I don’t want to talk about it.
Yes, I ran a marathon… but I also technically started training for my next one.
Yes, I stretched and took time off and cross trained. (I had an affair with the stairmaster but it was just a rebound).
In short, I was humbled by a stupid minor pain and got stuck in a non-running rut. I blame calf problems, but it was also mental (what isn’t?).
Saturday I visited my happy place, finally feeling fresh, optimistic, and ready to tackle at least five miles outside -something I hadn’t done in two weeks, which is for-ev-ER in Taylor World. I strapped my iPhone armband to my right gun bicep, hit Play on the Chris Thile Pandora station, tightened my new kicks, and went.

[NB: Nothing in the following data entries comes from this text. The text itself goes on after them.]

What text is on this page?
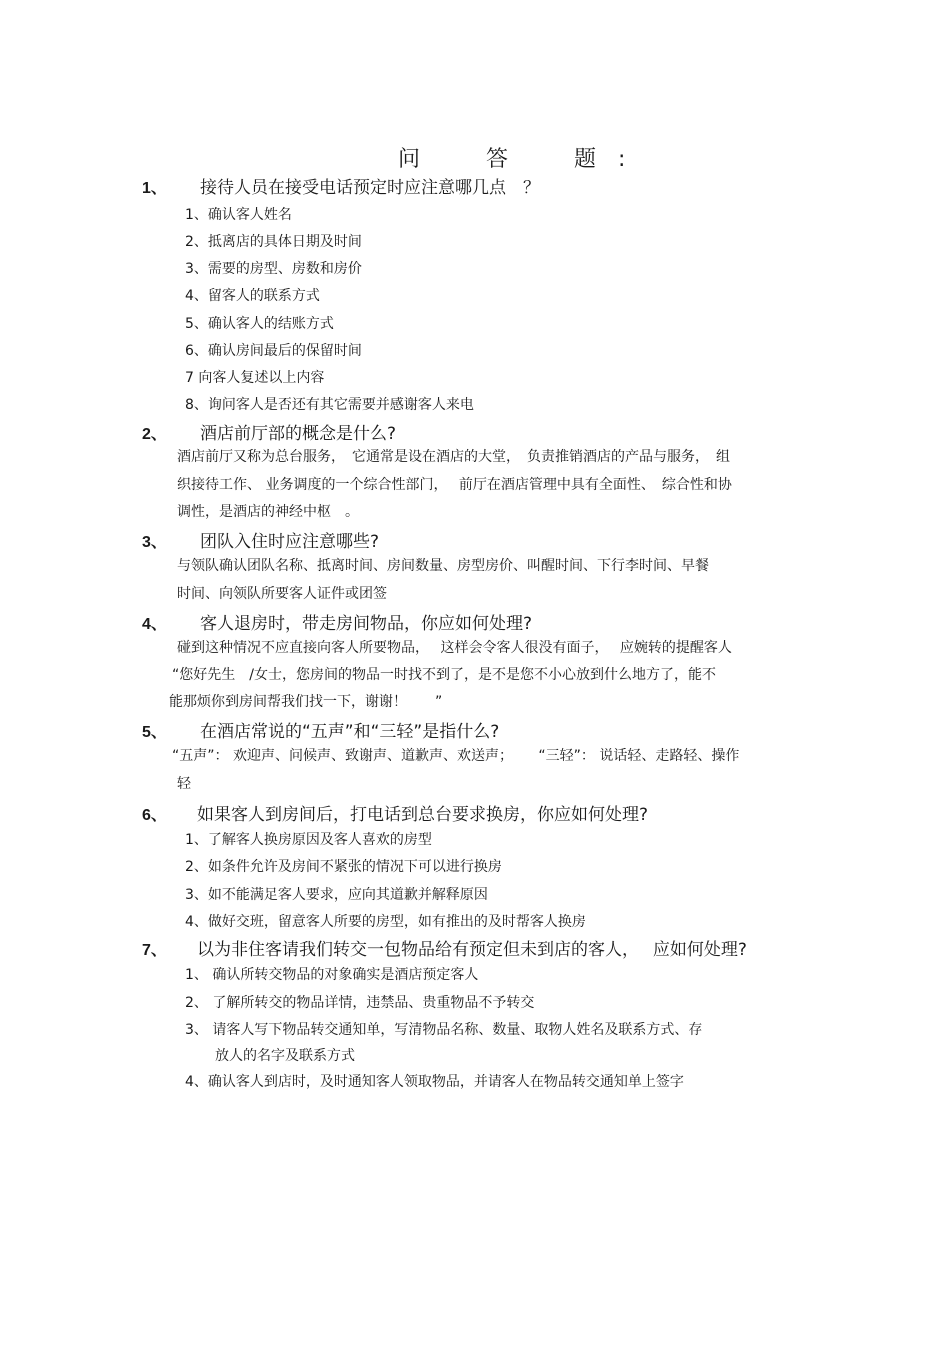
问　答　题:
1、 接待人员在接受电话预定时应注意哪几点　？
1、确认客人姓名
2、抵离店的具体日期及时间
3、需要的房型、房数和房价
4、留客人的联系方式
5、确认客人的结账方式
6、确认房间最后的保留时间
7 向客人复述以上内容
8、询问客人是否还有其它需要并感谢客人来电
2、 酒店前厅部的概念是什么?
酒店前厅又称为总台服务，　它通常是设在酒店的大堂，　负责推销酒店的产品与服务，　组
织接待工作、 业务调度的一个综合性部门，　 前厅在酒店管理中具有全面性、　综合性和协
调性，是酒店的神经中枢　。
3、 团队入住时应注意哪些?
与领队确认团队名称、抵离时间、房间数量、房型房价、叫醒时间、下行李时间、早餐
时间、向领队所要客人证件或团签
4、 客人退房时，带走房间物品，你应如何处理?
碰到这种情况不应直接向客人所要物品，　 这样会令客人很没有面子，　 应婉转的提醒客人
“您好先生　/女士，您房间的物品一时找不到了，是不是您不小心放到什么地方了，能不
能那烦你到房间帮我们找一下，谢谢！　　”
5、 在酒店常说的“五声”和“三轻”是指什么?
“五声”： 欢迎声、问候声、致谢声、道歉声、欢送声；　　 “三轻”： 说话轻、走路轻、操作
轻
6、 如果客人到房间后，打电话到总台要求换房，你应如何处理?
1、了解客人换房原因及客人喜欢的房型
2、如条件允许及房间不紧张的情况下可以进行换房
3、如不能满足客人要求，应向其道歉并解释原因
4、做好交班，留意客人所要的房型，如有推出的及时帮客人换房
7、 以为非住客请我们转交一包物品给有预定但未到店的客人，　 应如何处理?
1、 确认所转交物品的对象确实是酒店预定客人
2、 了解所转交的物品详情，违禁品、贵重物品不予转交
3、 请客人写下物品转交通知单，写清物品名称、数量、取物人姓名及联系方式、存
放人的名字及联系方式
4、确认客人到店时，及时通知客人领取物品，并请客人在物品转交通知单上签字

But… the headphones weren’t happy in my ears. My jacket sleeves felt restrictive. Mile one felt like mile 18. My headband was sliding off. I had a persistent wedgie and I really had to pee (sorry, this is real life).
By mile 1.97 (I assume; I purposefully didn’t track my mileage thank GOD), I just felt off. I was easily distracted. I felt slow.
Squirrels are stupid. The flowers aren’t blooming fast enough. I look dumb in purple. Who told Darius Rucker he could cover ‘Wagon Wheel’ and who decided it sounded good? Why don’t pancakes have zero calories? Does my butt look big in these spandex? Rolling Stones or Beatles? Coffee.
Well, they say relationships take work. So running and I were about to have some alone time (or therapy or counseling or whatever couples use these days to fix their problems).
It was decided that by completely disconnecting from music and numbers (caloric burn, pace, mileage, heart rate) we could get back to basics.
It felt weird and naked, like when you leave your phone at home, or leave clothes in your closet. But then I liked it. (I’ll let you at it on the naked jokes).
I became completely in tune with my stride, breathing, and all-over form. The sun felt warmer on my guns arms. The birds chirping were a welcome sound. I felt more inclined to smile at others. Pace what? iTunes playlist who?!
Mile six showed up before I knew it and I wanted to keep going (like the normal Taylor). But having just fully recovered, I thought it best not to push it. The road would be there tomorrow.
And that’s when I got it: No matter how long you decide to stay in your stupid little rut, whether it’s two silly weeks or 22 not-so-silly years, the road will always be there. The trails will always be there.
Running doesn’t go anywhere unless, of course, you do.
I guess couples’ therapy does work after all.